How these people can call themselves "compassionate conservatives" is beyond me, particularly when they pull stuff like this.
The Bush administration asked the Supreme Court on Tuesday to block the nation's only law allowing doctors to help terminally ill patients die more quickly.The appeal from Attorney General John Ashcroft had been expected since May, when a lower court ruled the federal government could not punish Oregon doctors who prescribed lethal doses of federally controlled drugs.
Oregon voters approved the law and since 1998 more than 170 people have used it to end their lives. Most had cancer.
The Bush administration has argued that assisted suicide is not a "legitimate medical purpose" and that doctors take an oath to heal patients, not help them die.
While not as prominent as abortion, the issue is an important one for conservative Christians, who helped President Bush win a second term last week. The government waited until Tuesday, the final day possible, to file paperwork at the high court.
Maybe it's because this is an issue I worked on and/or near for several years, but I just don't get it. If a person is sick and suffer, isn't going to get well, there isn't a way to relieve their suffering, and the end is going to be paiful and/or ugly why not let them go if they want to go? Why not help them go?
I've seen enough people die slow, painful, undignified deaths to know it's not the way I want to go if I have a choice.
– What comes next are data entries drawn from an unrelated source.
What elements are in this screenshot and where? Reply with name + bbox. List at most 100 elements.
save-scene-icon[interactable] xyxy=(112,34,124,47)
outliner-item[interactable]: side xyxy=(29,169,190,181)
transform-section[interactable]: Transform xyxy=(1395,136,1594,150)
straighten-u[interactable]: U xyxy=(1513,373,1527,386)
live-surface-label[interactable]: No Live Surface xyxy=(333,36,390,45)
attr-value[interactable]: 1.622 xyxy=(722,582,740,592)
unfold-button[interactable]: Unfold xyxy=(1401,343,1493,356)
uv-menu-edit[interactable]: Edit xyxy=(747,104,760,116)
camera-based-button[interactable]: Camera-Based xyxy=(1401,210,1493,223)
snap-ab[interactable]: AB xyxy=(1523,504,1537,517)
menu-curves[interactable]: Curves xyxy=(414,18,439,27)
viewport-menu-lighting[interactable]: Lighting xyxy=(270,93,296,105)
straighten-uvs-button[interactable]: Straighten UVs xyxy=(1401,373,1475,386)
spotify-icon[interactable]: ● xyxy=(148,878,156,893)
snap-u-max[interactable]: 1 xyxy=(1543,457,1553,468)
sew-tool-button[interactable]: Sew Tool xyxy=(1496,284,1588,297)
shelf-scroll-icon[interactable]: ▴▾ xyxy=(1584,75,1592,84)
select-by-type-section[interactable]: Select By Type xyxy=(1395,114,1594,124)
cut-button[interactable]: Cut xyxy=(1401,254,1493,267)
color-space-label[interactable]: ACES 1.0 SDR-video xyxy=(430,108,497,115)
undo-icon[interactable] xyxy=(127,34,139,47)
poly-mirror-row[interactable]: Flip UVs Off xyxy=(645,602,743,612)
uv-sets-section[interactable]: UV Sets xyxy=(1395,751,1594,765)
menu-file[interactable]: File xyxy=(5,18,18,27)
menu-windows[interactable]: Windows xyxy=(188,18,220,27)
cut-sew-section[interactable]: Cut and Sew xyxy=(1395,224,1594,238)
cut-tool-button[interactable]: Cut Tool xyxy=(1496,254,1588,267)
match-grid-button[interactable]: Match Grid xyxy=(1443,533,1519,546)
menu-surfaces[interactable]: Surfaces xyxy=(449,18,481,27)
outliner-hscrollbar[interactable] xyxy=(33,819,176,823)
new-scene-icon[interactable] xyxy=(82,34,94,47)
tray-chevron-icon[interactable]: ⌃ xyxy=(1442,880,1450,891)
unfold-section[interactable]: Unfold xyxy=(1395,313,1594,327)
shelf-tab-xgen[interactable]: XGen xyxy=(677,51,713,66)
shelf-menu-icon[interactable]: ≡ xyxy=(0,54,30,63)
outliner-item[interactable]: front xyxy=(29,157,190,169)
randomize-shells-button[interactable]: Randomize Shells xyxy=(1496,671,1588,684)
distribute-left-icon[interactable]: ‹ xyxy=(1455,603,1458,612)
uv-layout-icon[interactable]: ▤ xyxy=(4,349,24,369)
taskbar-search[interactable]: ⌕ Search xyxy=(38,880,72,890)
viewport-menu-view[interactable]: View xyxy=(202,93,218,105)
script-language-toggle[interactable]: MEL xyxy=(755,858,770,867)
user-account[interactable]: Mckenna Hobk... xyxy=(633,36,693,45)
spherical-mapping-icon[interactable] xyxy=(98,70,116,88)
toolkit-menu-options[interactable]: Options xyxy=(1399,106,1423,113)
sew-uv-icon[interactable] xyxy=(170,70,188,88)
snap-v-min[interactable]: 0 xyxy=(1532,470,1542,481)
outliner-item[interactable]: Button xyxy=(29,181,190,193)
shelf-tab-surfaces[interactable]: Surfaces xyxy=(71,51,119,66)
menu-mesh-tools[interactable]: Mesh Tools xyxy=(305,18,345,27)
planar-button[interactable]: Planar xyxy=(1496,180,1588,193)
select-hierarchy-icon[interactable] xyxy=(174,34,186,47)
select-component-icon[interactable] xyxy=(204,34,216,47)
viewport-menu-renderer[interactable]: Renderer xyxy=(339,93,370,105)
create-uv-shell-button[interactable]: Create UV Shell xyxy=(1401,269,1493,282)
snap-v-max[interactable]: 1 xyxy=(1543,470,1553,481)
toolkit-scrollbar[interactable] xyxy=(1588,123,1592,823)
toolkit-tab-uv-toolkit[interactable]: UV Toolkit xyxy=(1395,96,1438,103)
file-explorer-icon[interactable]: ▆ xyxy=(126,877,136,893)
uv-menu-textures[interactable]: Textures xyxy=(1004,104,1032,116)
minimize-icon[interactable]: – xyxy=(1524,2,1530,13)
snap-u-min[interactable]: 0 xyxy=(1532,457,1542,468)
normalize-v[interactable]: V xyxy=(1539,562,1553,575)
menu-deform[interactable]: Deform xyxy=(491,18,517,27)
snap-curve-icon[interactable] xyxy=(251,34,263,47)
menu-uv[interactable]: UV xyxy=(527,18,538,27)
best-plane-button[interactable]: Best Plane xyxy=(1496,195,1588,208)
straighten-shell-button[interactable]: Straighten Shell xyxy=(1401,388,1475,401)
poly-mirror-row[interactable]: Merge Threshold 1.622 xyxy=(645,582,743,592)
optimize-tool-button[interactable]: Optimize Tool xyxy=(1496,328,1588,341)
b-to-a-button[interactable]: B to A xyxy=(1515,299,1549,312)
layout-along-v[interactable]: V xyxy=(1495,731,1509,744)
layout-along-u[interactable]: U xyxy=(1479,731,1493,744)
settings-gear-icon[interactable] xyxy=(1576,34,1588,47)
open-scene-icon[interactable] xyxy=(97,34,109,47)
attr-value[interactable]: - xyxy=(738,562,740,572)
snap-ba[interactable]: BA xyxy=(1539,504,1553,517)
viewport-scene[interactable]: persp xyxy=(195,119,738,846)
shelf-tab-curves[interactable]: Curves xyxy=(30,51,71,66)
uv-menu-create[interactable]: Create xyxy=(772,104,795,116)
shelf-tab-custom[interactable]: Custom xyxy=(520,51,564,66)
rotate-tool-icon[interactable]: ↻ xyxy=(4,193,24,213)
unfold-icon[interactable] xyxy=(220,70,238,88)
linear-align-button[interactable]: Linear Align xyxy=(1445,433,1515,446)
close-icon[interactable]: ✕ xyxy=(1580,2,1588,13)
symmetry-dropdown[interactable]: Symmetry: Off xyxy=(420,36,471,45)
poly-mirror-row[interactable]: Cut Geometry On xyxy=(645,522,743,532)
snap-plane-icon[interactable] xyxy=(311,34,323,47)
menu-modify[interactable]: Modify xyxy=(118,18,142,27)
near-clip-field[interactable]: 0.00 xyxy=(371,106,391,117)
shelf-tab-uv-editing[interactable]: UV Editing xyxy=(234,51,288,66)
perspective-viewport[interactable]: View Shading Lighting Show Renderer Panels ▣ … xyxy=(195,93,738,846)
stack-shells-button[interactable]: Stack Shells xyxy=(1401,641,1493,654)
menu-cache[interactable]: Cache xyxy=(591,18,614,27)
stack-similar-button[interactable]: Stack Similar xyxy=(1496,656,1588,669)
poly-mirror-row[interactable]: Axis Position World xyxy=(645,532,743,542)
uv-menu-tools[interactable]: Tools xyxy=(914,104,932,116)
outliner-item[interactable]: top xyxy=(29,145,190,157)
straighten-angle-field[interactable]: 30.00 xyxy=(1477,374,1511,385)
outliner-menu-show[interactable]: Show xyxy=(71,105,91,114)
I'm glad that my partner and I both took the time to have advance directives (a/k/a "living wills") prepared by a lawyer (when we were finalizing our son's adoption). I spelled out the circumstances underwhich I do or do not want artificial life support, and authorized my partner to make medical decisions for me in the event I can't make them myself. It's something I think every adult—partnered, married, or single—should do. It's particularly important for same sex couples, since we don't have the protection of marriage, nor the automatic access it allows to a sick partner, or the authority over medical decisions usually granted to the spouse of the incapacitated person.
Of course, this is one that get's slipped in under the wire. And it completely flies in the face of the Republican party's whole "states' rights" ideal. (Something I might have more to say about at another time.)
Someone tell me, what is compassionate about keeping the terminally ill from controlling the circumstances of their deaths? What is wrong with letting them chose when and how to end their suffering? What is wrong with helping someone end their suffering?
I don't get it.



I'd like for them to justify precisely what business it is of theirs. Oh, wait, they might miss one more tax filing from the soon-to-be-deceased. :p
You know, for people who are supposedly on the side of a smaller government, these Republicans sure do like to meddle in other folks' lives.
Posted by: Katharine | November 09, 2004 at 09:40 PM
I just don't get how the moral majority can support a man who is against abortion, but not only supports the death penalty, but boasts about it (from Texas). It just doesn't add up.. in my feable mind.